Difficile d’y voir clair dans les projets de La Smala depuis un peu plus d’un an. Après de nombreux singles de Senamo rendus polémiques par ses propres auditeurs, finalement ponctués par la sortie d’un projet digital (Poison bleu), et un album du groupe sorti brutalement sans promo ni même sortie en bacs en début d’année, c’est Seyté qui vient d’envoyer un projet (album ?) gratuit, non disponible sur les plateformes de streaming dans un premier temps. Alors, projet bâclé ou pépite cadeau ? Ressentis après écoute attentive.

A en lire ses statuts Facebook, C.I.T ne se retrouve pas dans la scène rap qui envahit nos yeux et oreilles ces derniers temps. On le sent en désaccord, symbolisant cette faille sismique « rap-trap » qui règne au sein même de son groupe, partagé entre les sonorités qui appartiennent à ses goûts et celles qui plaisent au public d’aujourd’hui. Lui, humble contributeur du hip-hop francophone, vaillant défenseur des derniers plumitifs encore actifs. Fonctionnant en marge d’une logique de rentabilité/fréquence de sorties, il s’inscrit naturellement dans l’esprit des auditeurs comme un artiste humble et un homme sincère.

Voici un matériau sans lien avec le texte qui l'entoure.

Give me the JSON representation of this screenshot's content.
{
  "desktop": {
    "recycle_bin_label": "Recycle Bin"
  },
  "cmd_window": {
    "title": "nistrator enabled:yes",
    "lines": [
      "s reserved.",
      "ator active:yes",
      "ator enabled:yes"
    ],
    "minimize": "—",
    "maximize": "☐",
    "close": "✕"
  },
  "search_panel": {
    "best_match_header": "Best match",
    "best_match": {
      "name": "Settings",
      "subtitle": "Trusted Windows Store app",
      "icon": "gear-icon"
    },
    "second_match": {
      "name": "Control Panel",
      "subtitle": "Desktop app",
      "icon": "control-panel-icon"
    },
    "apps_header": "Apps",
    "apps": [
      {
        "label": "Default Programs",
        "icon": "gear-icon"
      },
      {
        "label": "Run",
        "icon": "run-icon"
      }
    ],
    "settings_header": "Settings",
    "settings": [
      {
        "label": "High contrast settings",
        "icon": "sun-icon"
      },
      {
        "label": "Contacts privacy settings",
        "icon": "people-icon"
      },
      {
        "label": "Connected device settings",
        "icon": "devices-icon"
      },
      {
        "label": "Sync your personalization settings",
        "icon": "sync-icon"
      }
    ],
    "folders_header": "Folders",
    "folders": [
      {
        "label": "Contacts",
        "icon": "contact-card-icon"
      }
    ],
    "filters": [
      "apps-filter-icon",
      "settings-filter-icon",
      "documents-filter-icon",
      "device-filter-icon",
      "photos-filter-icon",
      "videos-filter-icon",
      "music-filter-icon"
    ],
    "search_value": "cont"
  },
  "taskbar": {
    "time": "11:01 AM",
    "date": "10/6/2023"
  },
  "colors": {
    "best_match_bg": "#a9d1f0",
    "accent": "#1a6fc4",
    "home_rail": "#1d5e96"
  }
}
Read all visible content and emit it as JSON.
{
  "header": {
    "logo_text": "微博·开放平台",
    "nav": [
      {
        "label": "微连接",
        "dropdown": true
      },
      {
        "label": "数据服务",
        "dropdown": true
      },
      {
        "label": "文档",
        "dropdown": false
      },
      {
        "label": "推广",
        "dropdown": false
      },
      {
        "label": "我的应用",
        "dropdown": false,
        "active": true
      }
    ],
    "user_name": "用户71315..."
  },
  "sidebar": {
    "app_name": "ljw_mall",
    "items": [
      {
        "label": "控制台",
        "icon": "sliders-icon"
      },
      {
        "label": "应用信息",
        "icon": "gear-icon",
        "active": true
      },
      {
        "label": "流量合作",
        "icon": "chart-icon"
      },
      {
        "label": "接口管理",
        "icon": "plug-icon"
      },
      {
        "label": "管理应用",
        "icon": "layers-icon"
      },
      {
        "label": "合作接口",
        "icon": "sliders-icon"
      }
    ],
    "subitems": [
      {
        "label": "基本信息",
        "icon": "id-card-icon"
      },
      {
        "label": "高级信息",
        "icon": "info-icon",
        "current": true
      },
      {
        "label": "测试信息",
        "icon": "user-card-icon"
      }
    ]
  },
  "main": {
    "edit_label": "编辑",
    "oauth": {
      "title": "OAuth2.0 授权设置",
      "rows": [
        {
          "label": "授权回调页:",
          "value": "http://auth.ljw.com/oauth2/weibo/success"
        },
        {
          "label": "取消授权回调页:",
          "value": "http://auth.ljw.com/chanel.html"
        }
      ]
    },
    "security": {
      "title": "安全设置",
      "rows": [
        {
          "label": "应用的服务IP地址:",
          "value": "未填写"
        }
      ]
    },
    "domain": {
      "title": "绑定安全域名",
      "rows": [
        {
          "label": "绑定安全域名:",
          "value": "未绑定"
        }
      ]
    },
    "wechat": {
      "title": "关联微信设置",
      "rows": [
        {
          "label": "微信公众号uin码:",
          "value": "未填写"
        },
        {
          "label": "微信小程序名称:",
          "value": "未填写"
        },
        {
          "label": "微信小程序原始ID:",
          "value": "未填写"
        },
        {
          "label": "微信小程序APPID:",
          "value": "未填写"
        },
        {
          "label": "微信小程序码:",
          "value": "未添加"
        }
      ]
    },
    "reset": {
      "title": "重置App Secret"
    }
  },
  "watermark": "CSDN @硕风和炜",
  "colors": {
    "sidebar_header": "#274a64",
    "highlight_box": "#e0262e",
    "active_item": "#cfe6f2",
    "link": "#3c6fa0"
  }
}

Conscient de ce qu’il apporte « J’ai des lyrics qui tabassent« , la contradiction percute lorsqu’il rafraîchit les références-clefs de son crew en se révélant presque gêné de plaire. « J’m’en bats les couilles qu’tu m’aimes bien, enfoiré, moi j’m’aime pas« . Deux ans après le retentissant Trois fois rien en commun avec Senamo et Mani Deiz à la production, et six ans après le Premier jet solo, voici un nouveau long format du trop rare Seyté. 11 pistes qui offrent un tour très appréciable, narrant ses rencontres et ses déambulations, clamant ses doutes et envies, distillant ses humeurs via des punchlines qui traînent et qu’il exploite sans déconfiture.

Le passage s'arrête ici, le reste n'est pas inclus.